Figure 2 shows an example of temperature anomaly profiles in both the morning and the afternoon for Tropical Storm (TS) Fay on 8 July, 2020. These profiles are composites of all NUCAPS soundings that fell within a radial distance of 100-200km, 200-300km, and 300-400km from Fay’s center, where the mean profile over the course of the day for that radial distance has been removed to yield the anomaly profile. Comparing the morning profile (00-03 local time, or LT) to the afternoon profile (12-15 LT), a clear diurnal cycle is evident in both the temperature and moisture soundings (Duran et. al 2020). Nearly equal and opposite changes are observed throughout the depth of the troposphere, demonstrating the effect that radiation has on the TC environment.

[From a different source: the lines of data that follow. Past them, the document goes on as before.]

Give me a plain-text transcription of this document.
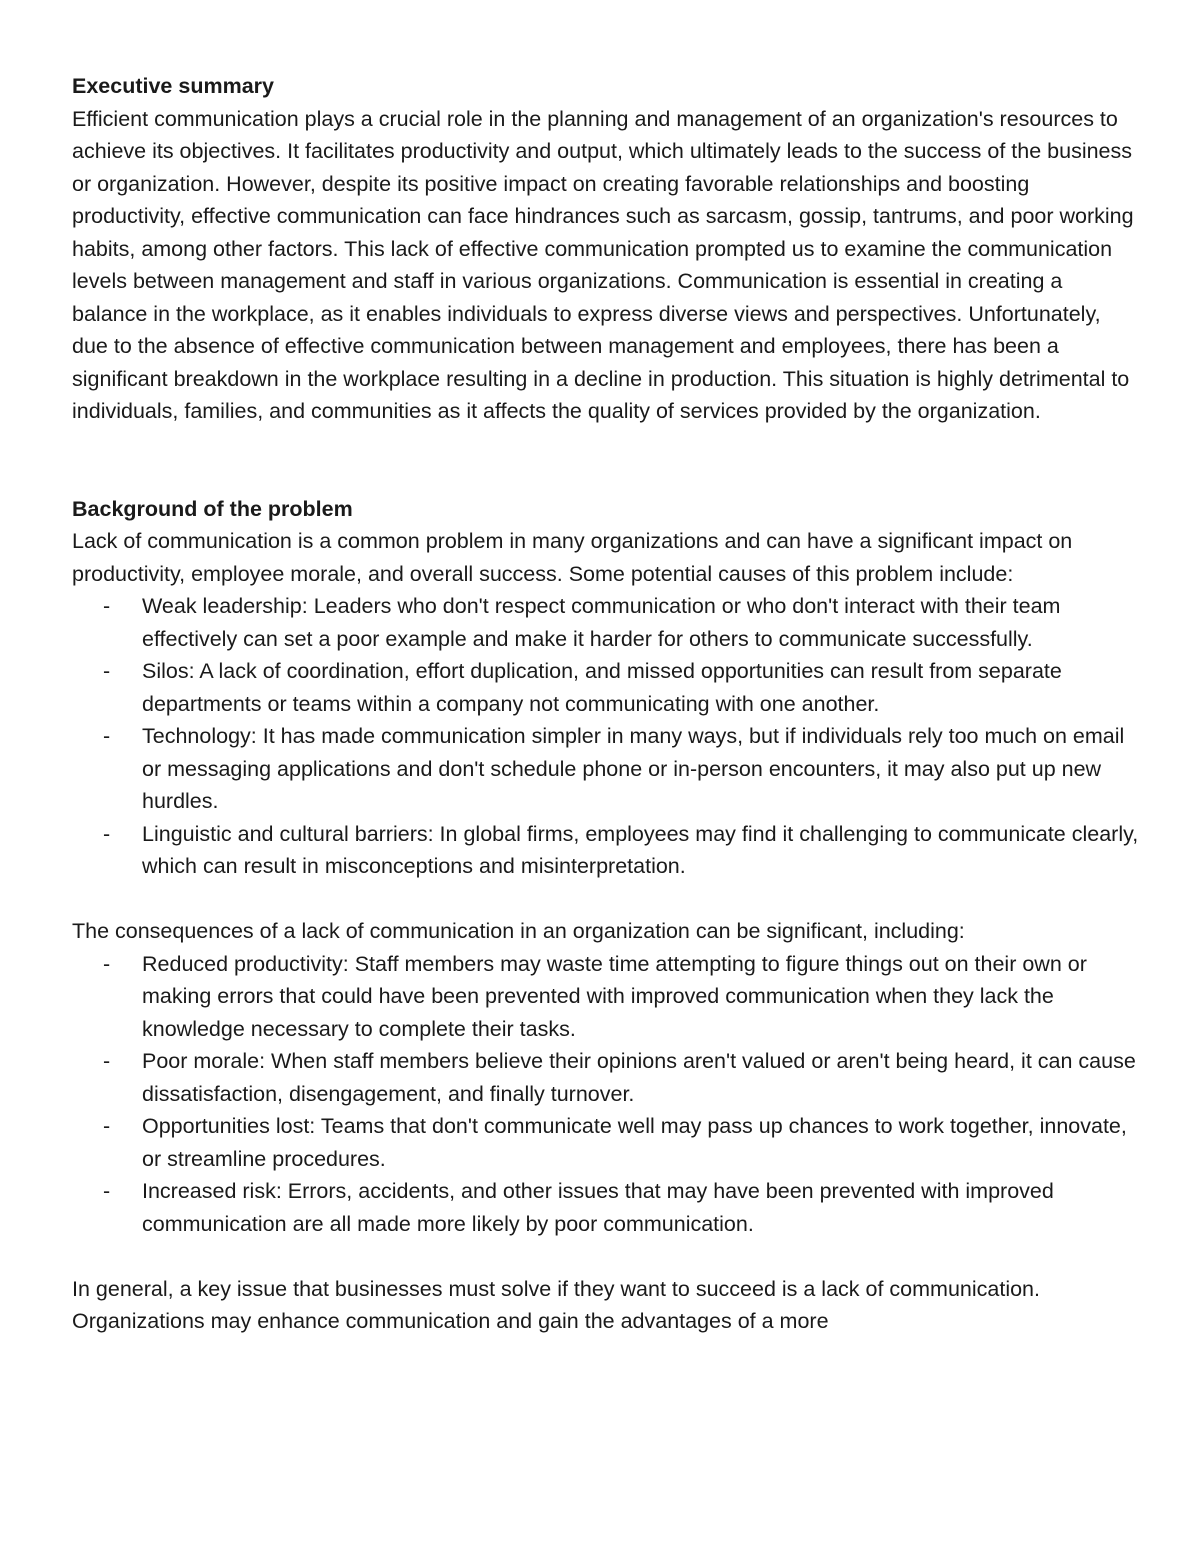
Executive summary

Efficient communication plays a crucial role in the planning and management of an organization's resources to achieve its objectives. It facilitates productivity and output, which ultimately leads to the success of the business or organization. However, despite its positive impact on creating favorable relationships and boosting productivity, effective communication can face hindrances such as sarcasm, gossip, tantrums, and poor working habits, among other factors. This lack of effective communication prompted us to examine the communication levels between management and staff in various organizations. Communication is essential in creating a balance in the workplace, as it enables individuals to express diverse views and perspectives. Unfortunately, due to the absence of effective communication between management and employees, there has been a significant breakdown in the workplace resulting in a decline in production. This situation is highly detrimental to individuals, families, and communities as it affects the quality of services provided by the organization.

Background of the problem

Lack of communication is a common problem in many organizations and can have a significant impact on productivity, employee morale, and overall success. Some potential causes of this problem include:

- Weak leadership: Leaders who don't respect communication or who don't interact with their team effectively can set a poor example and make it harder for others to communicate successfully.
- Silos: A lack of coordination, effort duplication, and missed opportunities can result from separate departments or teams within a company not communicating with one another.
- Technology: It has made communication simpler in many ways, but if individuals rely too much on email or messaging applications and don't schedule phone or in-person encounters, it may also put up new hurdles.
- Linguistic and cultural barriers: In global firms, employees may find it challenging to communicate clearly, which can result in misconceptions and misinterpretation.

The consequences of a lack of communication in an organization can be significant, including:

- Reduced productivity: Staff members may waste time attempting to figure things out on their own or making errors that could have been prevented with improved communication when they lack the knowledge necessary to complete their tasks.
- Poor morale: When staff members believe their opinions aren't valued or aren't being heard, it can cause dissatisfaction, disengagement, and finally turnover.
- Opportunities lost: Teams that don't communicate well may pass up chances to work together, innovate, or streamline procedures.
- Increased risk: Errors, accidents, and other issues that may have been prevented with improved communication are all made more likely by poor communication.

In general, a key issue that businesses must solve if they want to succeed is a lack of communication. Organizations may enhance communication and gain the advantages of a more
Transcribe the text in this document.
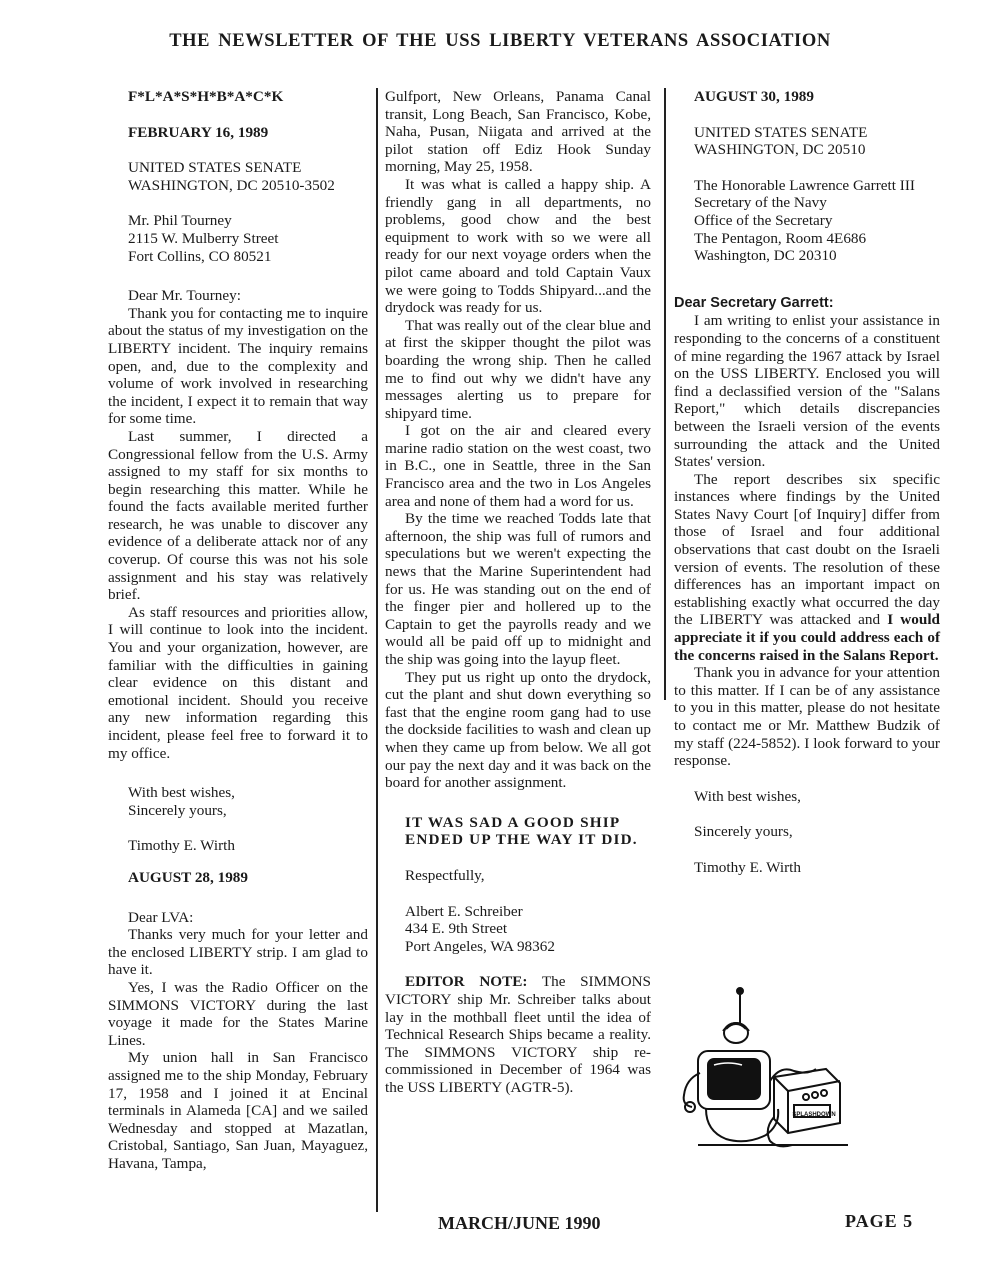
THE NEWSLETTER OF THE USS LIBERTY VETERANS ASSOCIATION

F*L*A*S*H*B*A*C*K

FEBRUARY 16, 1989

UNITED STATES SENATE
WASHINGTON, DC 20510-3502
Mr. Phil Tourney
2115 W. Mulberry Street
Fort Collins, CO 80521

Dear Mr. Tourney:

Thank you for contacting me to inquire about the status of my investigation on the LIBERTY incident. The inquiry remains open, and, due to the complexity and volume of work involved in researching the incident, I expect it to remain that way for some time.

Last summer, I directed a Congressional fellow from the U.S. Army assigned to my staff for six months to begin researching this matter. While he found the facts available merited further research, he was unable to discover any evidence of a deliberate attack nor of any coverup. Of course this was not his sole assignment and his stay was relatively brief.

As staff resources and priorities allow, I will continue to look into the incident. You and your organization, however, are familiar with the difficulties in gaining clear evidence on this distant and emotional incident. Should you receive any new information regarding this incident, please feel free to forward it to my office.

With best wishes,
Sincerely yours,

Timothy E. Wirth

AUGUST 28, 1989

Dear LVA:

Thanks very much for your letter and the enclosed LIBERTY strip. I am glad to have it.

Yes, I was the Radio Officer on the SIMMONS VICTORY during the last voyage it made for the States Marine Lines.

My union hall in San Francisco assigned me to the ship Monday, February 17, 1958 and I joined it at Encinal terminals in Alameda [CA] and we sailed Wednesday and stopped at Mazatlan, Cristobal, Santiago, San Juan, Mayaguez, Havana, Tampa,

Gulfport, New Orleans, Panama Canal transit, Long Beach, San Francisco, Kobe, Naha, Pusan, Niigata and arrived at the pilot station off Ediz Hook Sunday morning, May 25, 1958.

It was what is called a happy ship. A friendly gang in all departments, no problems, good chow and the best equipment to work with so we were all ready for our next voyage orders when the pilot came aboard and told Captain Vaux we were going to Todds Shipyard...and the drydock was ready for us.

That was really out of the clear blue and at first the skipper thought the pilot was boarding the wrong ship. Then he called me to find out why we didn't have any messages alerting us to prepare for shipyard time.

I got on the air and cleared every marine radio station on the west coast, two in B.C., one in Seattle, three in the San Francisco area and the two in Los Angeles area and none of them had a word for us.

By the time we reached Todds late that afternoon, the ship was full of rumors and speculations but we weren't expecting the news that the Marine Superintendent had for us. He was standing out on the end of the finger pier and hollered up to the Captain to get the payrolls ready and we would all be paid off up to midnight and the ship was going into the layup fleet.

They put us right up onto the drydock, cut the plant and shut down everything so fast that the engine room gang had to use the dockside facilities to wash and clean up when they came up from below. We all got our pay the next day and it was back on the board for another assignment.

IT WAS SAD A GOOD SHIP ENDED UP THE WAY IT DID.

Respectfully,

Albert E. Schreiber
434 E. 9th Street
Port Angeles, WA 98362

EDITOR NOTE: The SIMMONS VICTORY ship Mr. Schreiber talks about lay in the mothball fleet until the idea of Technical Research Ships became a reality. The SIMMONS VICTORY ship re-commissioned in December of 1964 was the USS LIBERTY (AGTR-5).

AUGUST 30, 1989

UNITED STATES SENATE
WASHINGTON, DC 20510

The Honorable Lawrence Garrett III

Secretary of the Navy
Office of the Secretary
The Pentagon, Room 4E686
Washington, DC 20310

Dear Secretary Garrett:

I am writing to enlist your assistance in responding to the concerns of a constituent of mine regarding the 1967 attack by Israel on the USS LIBERTY. Enclosed you will find a declassified version of the "Salans Report," which details discrepancies between the Israeli version of the events surrounding the attack and the United States' version.

The report describes six specific instances where findings by the United States Navy Court [of Inquiry] differ from those of Israel and four additional observations that cast doubt on the Israeli version of events. The resolution of these differences has an important impact on establishing exactly what occurred the day the LIBERTY was attacked and I would appreciate it if you could address each of the concerns raised in the Salans Report.

Thank you in advance for your attention to this matter. If I can be of any assistance to you in this matter, please do not hesitate to contact me or Mr. Matthew Budzik of my staff (224-5852). I look forward to your response.

With best wishes,

Sincerely yours,

Timothy E. Wirth

SPLASHDOWN
MARCH/JUNE 1990	PAGE 5
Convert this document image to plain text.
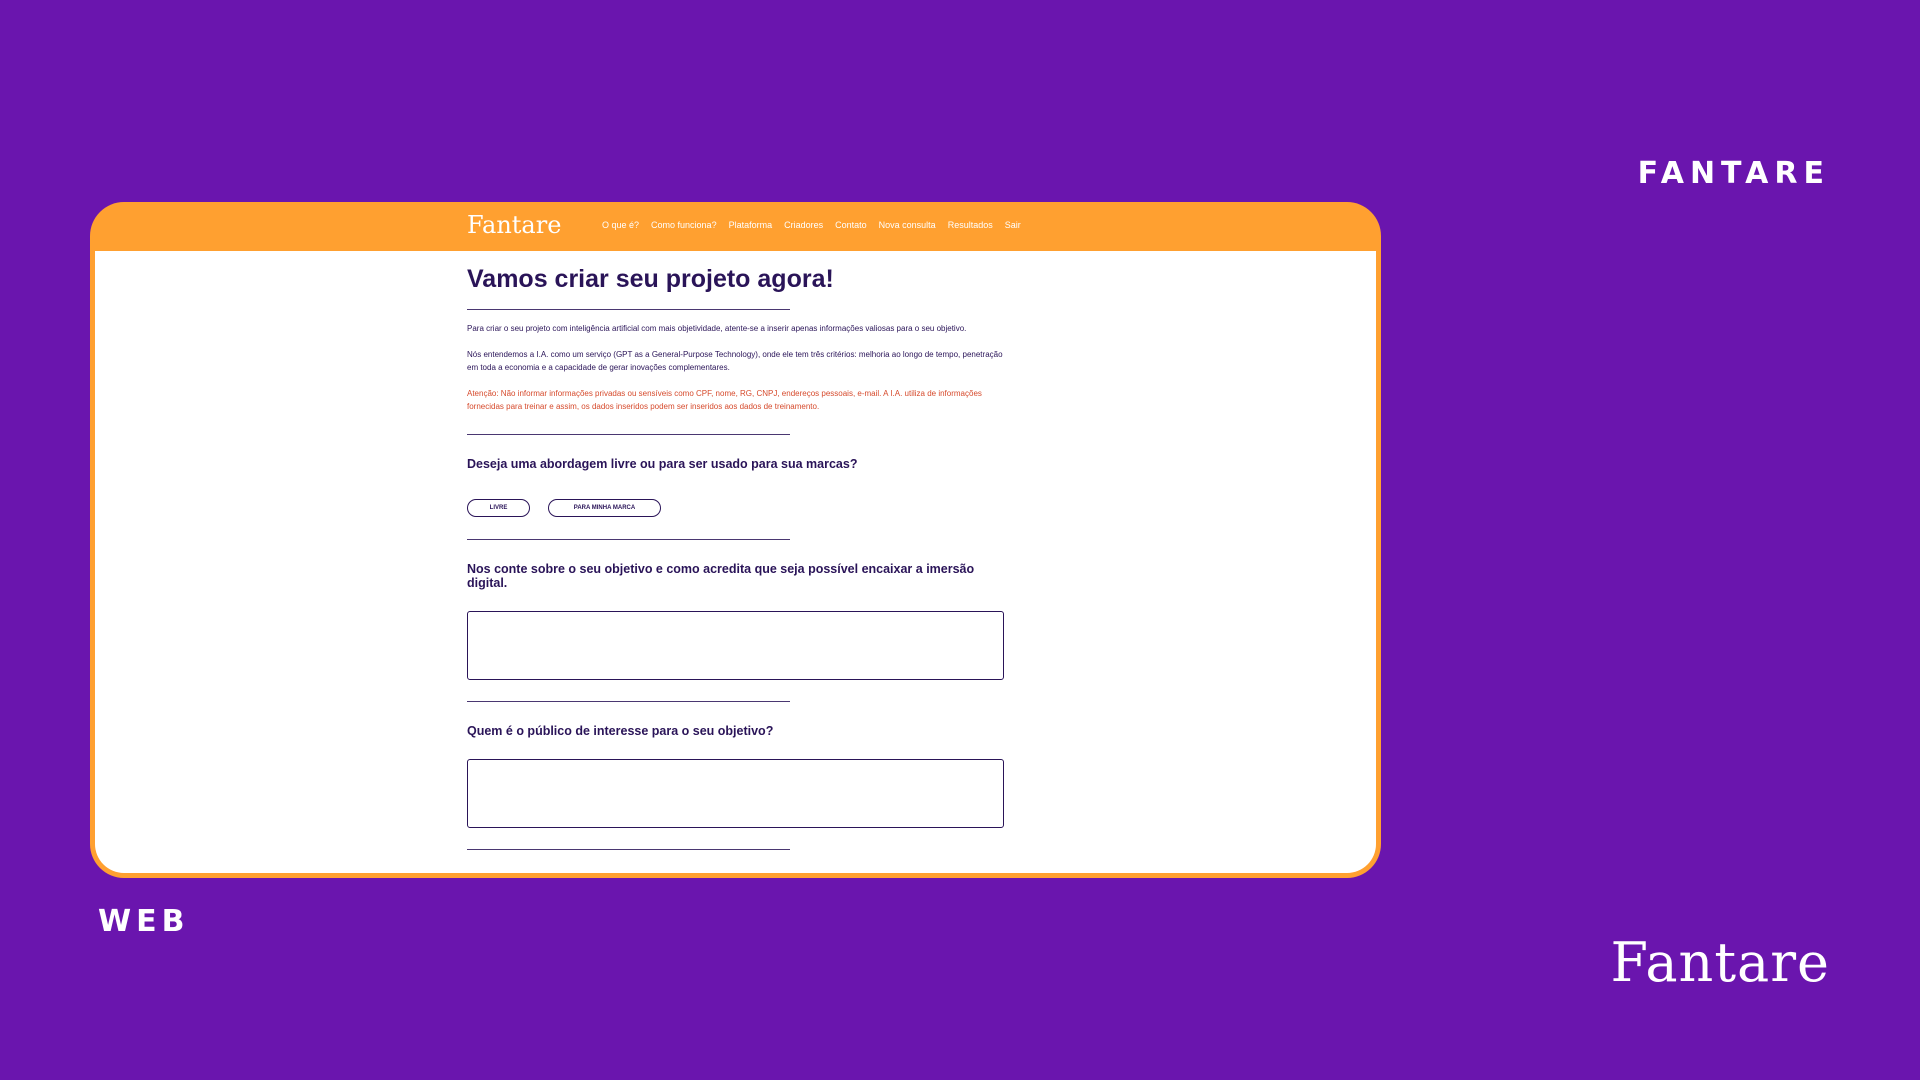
FANTARE
Fantare	O que é? Como funciona? Plataforma Criadores Contato Nova consulta Resultados Sair
Vamos criar seu projeto agora!

Para criar o seu projeto com inteligência artificial com mais objetividade, atente-se a inserir apenas informações valiosas para o seu objetivo.

Nós entendemos a I.A. como um serviço (GPT as a General-Purpose Technology), onde ele tem três critérios: melhoria ao longo de tempo, penetração em toda a economia e a capacidade de gerar inovações complementares.

Atenção: Não informar informações privadas ou sensíveis como CPF, nome, RG, CNPJ, endereços pessoais, e-mail. A I.A. utiliza de informações fornecidas para treinar e assim, os dados inseridos podem ser inseridos aos dados de treinamento.

Deseja uma abordagem livre ou para ser usado para sua marcas?

LIVRE	PARA MINHA MARCA

Nos conte sobre o seu objetivo e como acredita que seja possível encaixar a imersão digital.

Quem é o público de interesse para o seu objetivo?

WEB
Fantare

Figure 2: Temperature anomaly profiles for TS Fay on 8 July, 2020, averaged from 00-03 LT (blue lines) and 12-15 LT (yellow lines) in radial bins extending from (a) 100-200km, (b) 200-300km, and (c) 300-400 km. Images produced in collaboration with Rebekah Esmaili, Science and Technology Cooperation (STC)/Joint Polar Satellite System (JPSS).

TC radial anomalies can also be plotted as plan-view images instead of vertical profiles. Doing so allows one to easily identify regions of moist/dry air, as well as gradients in temperature and moisture (Fig 3). Averaging from 700-400mb and 12-15 LT for TS Fay on 8 July, 2020, dark brown colors show a significant amount of dry air north of the storm, while lighter brown colors show drier air potentially penetrating near the core of the TC circulation. Comparing this to the GOES low-level water vapor imagery at 00 UTC on 9 July, 2020 shows that the dry air indicated in the radial anomalies lines up well with lower levels of water vapor from GOES. One benefit, however, of NUCAPS radial anomalies in this context is that one can identify and quantify the amount and location of dry air vertically in the atmosphere.

Figure 3: (a) Water vapor concentration anomalies averaged from 12-15 LT and from 700-400 mb in TS Fay on 8 July, 2020. (b) GOES low-level water vapor imagery valid at 00:00 UTC on 9 July, 2020. Left image produced in collaboration with Rebekah Esmaili, STC/JPSS.

These experimental products show promise in using NUCAPS soundings to help diagnose short-term changes in TC thermodynamic structure, and researchers at SPoRT, along with collaborators at the Science and Technology Corporation (STC) and the Joint Polar Satellite System (JPSS), continue to assess their utility throughout the 2020 Atlantic hurricane season. Real-time products are available online , and more information about radial anomalies is given here.

References

Duran, E. L., E. B. Berndt, and P. Duran (2020): Observation of the Tropical Cyclone Diurnal Cycle Using NUCAPS Satellite Soundings. Mon. Wea. Rev., in prep.